The term "Flexwork" refers to work arrangements other than the traditional 5 consecutive 8 hour day work week.
Job flexibility is important for many employees and flexwork options can help maintain employee morale by allowing employees to meet their personal needs while contributing to the organization. Offering flexwork options may also help with employee retention and recruiting.
Flexwork options are not an employee entitlement, however the UW supports their development
when a manager determines that such an arrangement meets the needs of the unit and the employee.
Typically an employee will propose a flexwork arrangement, though managers may also assign a position to an alternative or flexible schedule to accommodate unit work requirements.
When describing flexwork options, the term 'work schedule' is used when referring to arrangements for overtime eligible classified and professional staff. The term 'work plan' is used when referring to arrangements for overtime exempt classified and professional staff because such positions are always expected to work as necessary to meet the requirements of the position.
Alternative Work Arrangements or plans are anything other than five (5) consecutive equal length work days in a seven (7) day work week.
Flexible Work Arrangements or plans have the following characteristics:
- A fixed, core block of work time during which the employee is always at work
- A daily work start time that can vary within a specified range
- A daily work end time that adjusted each day in accordance with that day's start time
Flexible work arrangements/plans can initially be somewhat complicated to administer, so it is especially important that such arrangements be well documented and understood by the employee, manager, and coworkers.
Other work arrangements may be developed to fit unique or unusual work requirements. Questions about work schedules or unique scheduling needs should be discussed with the unit's Human Resources Consultant.
Holiday Leave Record Keeping
Administering part-time or full-time alternative work schedules requires that special attention be devoted holiday-related leave accounting. See Alternative & Flexible Work Schedule Examples for leave accounting issues that may need to be considered.
Evaluating Flexible Work Arrangement Proposals
If an employee asks you to approve a proposed flexible work arrangement, think about the following points to evaluate your ability to successfully implement the proposal.
- Consider the effect of the proposal on your department’s goals and commitments, including costs, customer service, safety, and security.
- Consider whether the employee’s productivity and overall work record demonstrates the ability to fulfill the terms of the proposed arrangement.
- Determine whether equipment will need to be purchased, its cost, and availability. If you are considering a telework proposal, review the telework policy and guidelines for establishing a telework arrangement.
- If the work will involve use of the employee’s home computer, evaluate your unit's system security needs to make sure that the employee’s home computer is adequately secured and that it will not present an undue threat to your department’s or the University’s information security or computing resources.

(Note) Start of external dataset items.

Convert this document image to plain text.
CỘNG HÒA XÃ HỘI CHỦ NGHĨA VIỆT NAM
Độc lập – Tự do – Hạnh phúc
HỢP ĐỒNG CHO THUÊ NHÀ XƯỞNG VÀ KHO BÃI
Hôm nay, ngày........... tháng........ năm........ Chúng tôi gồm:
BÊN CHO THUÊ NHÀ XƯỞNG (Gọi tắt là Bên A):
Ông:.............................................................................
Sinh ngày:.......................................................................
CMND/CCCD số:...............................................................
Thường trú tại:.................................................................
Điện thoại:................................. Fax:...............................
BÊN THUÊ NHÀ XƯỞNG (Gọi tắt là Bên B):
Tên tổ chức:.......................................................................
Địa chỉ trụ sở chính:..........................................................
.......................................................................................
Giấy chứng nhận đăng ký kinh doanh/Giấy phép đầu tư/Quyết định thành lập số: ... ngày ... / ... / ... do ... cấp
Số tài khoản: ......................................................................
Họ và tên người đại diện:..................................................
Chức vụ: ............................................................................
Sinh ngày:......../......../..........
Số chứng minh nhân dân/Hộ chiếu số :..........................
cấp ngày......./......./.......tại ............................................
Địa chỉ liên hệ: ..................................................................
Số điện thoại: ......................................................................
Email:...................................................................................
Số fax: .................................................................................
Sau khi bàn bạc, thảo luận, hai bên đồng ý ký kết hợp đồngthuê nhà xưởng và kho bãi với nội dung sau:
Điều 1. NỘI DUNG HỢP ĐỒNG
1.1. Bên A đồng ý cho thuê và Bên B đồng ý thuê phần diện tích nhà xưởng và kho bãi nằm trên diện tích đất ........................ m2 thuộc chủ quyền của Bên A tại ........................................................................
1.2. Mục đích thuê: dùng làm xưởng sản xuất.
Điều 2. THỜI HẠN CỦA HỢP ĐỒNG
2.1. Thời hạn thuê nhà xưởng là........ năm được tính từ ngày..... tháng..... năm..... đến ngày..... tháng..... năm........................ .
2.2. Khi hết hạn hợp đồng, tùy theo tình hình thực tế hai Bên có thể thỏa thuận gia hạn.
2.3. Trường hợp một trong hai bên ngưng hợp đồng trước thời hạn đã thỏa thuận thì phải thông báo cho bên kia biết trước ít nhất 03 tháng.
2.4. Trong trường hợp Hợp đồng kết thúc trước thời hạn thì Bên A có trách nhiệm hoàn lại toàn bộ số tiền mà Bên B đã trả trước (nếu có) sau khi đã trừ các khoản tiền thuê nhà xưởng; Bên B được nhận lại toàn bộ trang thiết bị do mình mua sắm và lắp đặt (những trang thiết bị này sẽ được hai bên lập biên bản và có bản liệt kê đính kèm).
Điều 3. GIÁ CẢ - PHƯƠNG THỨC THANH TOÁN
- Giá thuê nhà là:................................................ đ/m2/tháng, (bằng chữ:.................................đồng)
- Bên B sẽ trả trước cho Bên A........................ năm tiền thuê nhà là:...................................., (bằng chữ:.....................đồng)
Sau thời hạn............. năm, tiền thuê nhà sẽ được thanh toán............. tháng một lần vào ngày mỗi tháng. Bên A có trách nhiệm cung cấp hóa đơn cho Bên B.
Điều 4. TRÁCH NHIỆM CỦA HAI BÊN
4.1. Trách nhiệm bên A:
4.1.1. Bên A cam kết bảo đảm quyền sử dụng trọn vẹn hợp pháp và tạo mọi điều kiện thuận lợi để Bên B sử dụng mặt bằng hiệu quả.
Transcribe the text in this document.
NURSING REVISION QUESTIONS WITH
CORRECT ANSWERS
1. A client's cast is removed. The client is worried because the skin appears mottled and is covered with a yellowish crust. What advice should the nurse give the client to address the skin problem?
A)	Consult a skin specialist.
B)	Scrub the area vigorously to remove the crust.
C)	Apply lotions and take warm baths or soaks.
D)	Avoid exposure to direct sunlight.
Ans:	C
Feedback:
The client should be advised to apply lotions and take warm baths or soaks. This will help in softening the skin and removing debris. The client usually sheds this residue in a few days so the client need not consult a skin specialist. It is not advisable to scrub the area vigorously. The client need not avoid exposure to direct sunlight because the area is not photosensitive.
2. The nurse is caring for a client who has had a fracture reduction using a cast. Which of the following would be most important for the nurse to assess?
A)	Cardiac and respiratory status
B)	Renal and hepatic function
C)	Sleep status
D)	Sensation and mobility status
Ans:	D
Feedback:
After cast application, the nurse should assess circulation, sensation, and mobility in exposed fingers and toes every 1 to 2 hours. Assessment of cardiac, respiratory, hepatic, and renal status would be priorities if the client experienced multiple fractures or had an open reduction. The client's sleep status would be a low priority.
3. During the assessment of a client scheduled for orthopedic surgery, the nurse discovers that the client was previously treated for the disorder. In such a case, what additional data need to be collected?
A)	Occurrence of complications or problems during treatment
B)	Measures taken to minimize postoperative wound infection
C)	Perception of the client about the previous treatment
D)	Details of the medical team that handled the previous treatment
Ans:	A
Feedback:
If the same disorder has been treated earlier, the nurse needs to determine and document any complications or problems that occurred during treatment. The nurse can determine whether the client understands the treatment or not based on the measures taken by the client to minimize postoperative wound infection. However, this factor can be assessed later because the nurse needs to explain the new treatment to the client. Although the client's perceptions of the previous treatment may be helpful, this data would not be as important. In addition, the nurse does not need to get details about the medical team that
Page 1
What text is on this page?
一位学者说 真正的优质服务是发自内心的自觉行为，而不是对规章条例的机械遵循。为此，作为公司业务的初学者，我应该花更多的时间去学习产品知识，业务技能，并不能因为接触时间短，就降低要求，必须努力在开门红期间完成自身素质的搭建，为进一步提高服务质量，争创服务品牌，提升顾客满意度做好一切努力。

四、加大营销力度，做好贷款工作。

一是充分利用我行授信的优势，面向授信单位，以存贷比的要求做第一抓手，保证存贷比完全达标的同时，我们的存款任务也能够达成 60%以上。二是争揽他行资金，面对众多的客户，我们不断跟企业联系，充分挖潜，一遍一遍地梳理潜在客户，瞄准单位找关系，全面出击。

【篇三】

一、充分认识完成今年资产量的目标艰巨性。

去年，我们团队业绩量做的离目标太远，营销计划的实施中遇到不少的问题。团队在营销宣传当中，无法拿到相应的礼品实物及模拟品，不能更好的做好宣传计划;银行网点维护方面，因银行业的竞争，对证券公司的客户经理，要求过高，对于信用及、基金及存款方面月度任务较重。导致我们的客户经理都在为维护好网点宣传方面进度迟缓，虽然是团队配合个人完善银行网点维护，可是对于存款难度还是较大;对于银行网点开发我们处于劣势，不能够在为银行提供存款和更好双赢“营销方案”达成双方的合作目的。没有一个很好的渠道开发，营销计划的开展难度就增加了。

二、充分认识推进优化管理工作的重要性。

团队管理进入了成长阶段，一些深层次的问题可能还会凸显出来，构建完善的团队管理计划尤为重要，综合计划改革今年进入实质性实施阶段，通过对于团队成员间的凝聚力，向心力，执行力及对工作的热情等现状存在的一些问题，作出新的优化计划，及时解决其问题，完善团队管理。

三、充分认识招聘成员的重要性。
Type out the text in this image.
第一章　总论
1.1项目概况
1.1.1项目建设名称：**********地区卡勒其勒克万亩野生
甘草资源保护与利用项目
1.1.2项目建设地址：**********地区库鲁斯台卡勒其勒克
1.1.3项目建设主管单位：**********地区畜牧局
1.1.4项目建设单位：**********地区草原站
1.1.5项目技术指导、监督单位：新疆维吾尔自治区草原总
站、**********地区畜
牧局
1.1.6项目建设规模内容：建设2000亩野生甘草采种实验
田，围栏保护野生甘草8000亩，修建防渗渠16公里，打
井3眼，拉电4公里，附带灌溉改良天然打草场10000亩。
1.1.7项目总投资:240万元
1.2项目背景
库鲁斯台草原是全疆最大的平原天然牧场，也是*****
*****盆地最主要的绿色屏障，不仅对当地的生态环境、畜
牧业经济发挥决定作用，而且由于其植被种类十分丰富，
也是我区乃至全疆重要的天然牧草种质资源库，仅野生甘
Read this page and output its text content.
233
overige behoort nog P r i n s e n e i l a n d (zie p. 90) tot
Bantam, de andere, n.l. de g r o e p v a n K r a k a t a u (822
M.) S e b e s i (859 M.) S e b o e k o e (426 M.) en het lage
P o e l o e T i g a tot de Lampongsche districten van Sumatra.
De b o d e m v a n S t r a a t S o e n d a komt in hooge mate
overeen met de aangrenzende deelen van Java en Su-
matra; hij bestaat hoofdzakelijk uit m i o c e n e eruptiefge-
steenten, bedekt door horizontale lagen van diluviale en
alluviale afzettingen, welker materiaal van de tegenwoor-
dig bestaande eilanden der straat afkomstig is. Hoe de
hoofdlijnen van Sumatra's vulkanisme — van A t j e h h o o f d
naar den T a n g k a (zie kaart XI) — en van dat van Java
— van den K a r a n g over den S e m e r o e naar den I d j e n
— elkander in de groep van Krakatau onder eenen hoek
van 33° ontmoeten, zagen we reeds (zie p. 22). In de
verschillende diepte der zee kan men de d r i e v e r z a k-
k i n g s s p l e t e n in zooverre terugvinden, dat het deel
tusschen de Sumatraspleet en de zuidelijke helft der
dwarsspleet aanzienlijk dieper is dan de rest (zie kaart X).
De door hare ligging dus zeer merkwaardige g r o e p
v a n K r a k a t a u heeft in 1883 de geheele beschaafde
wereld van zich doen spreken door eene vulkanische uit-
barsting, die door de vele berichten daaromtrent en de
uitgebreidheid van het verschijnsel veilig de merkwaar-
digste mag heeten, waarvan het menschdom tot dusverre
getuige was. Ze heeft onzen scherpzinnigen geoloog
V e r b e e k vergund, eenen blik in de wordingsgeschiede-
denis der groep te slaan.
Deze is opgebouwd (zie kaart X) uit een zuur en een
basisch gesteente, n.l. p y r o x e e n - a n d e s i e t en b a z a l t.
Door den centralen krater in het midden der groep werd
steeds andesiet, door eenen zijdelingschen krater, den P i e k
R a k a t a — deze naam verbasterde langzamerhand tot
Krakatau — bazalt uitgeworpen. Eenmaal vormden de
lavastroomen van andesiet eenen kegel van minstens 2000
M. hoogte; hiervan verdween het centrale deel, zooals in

- If the employee is covered by a union contract, review applicable contract and discuss any questions with your Human Resources Consultant.
- Respond to the employee’s proposal in a timely manner.
If you decide that you cannot approve the employee's request, explain your decision based on your analysis of the proposal's impact on department operations, and/or the employee’s work record in your department.
Managing Flexible Work Arrangements
Consider the following points in developing a plan to effectively manage the work of individuals working a flexible work arrangement:
- Establish a plan that ensures clear communication and accountability.
- If the arrangement involves flexible hours or an alternative work location, specify the days and times when the employee will be on site for meetings and to communicate directly with other team members.
- Review leave record keeping implications with the employee.
- Before agreeing to long term proposal implementation, establish the arrangement on a pilot basis with a designated review period. During the pilot period, either the employee or supervisor can end the arrangement.
- If an arrangement results in a reduction in the employee’s scheduled work hours, make sure that the employee understands that you cannot guarantee a return to the previous schedule outside of the trial period, should the employee request it.
- Make sure all parties understand the terms of the arrangement, and that once the arrangement is implemented, its continuation depends on the arrangement's working effectively for both the employee and the department.
- Document all pertinent details of the arrangement, including work hours and schedule, performance plan with measurable outcomes, and a review schedule and provide the employee with a copy.
Questions & Answers
- Should I limit the numbers of people in one work group who can have a flexible work arrangement so that I can be sure I can manage the work?
- Determine the work configuration that will function best for your unit. Some units have found it workable to allow a great deal of flexibility. For other units, only a limited number of positions lend themselves to flexible work arrangements. If you are not sure what will work for your unit, limit flexibility initially with a commitment to review your practices as you and the workgroup gain experience.
- How can I avoid having to change my own work schedule to effectively manage employees with flexible work arrangements?
- You need to be confident that the work will get done whether you are present or not. Establishing an arrangement on a pilot basis can allow you to determine whether the arrangement is likely to work on an on-going basis. You should also determine the results you need in order to evaluate the effectiveness of a particular arrangement.
- How can I ensure that employees do not assume that alternative work schedules are “permanent”?
- Establish a clear, common understanding of the terms of an arrangement by putting them in writing. Share a copy with the employee and place a copy in the employee’s department file. Make sure that the written agreement states that the arrangement is subject to revision based on departmental work requirements.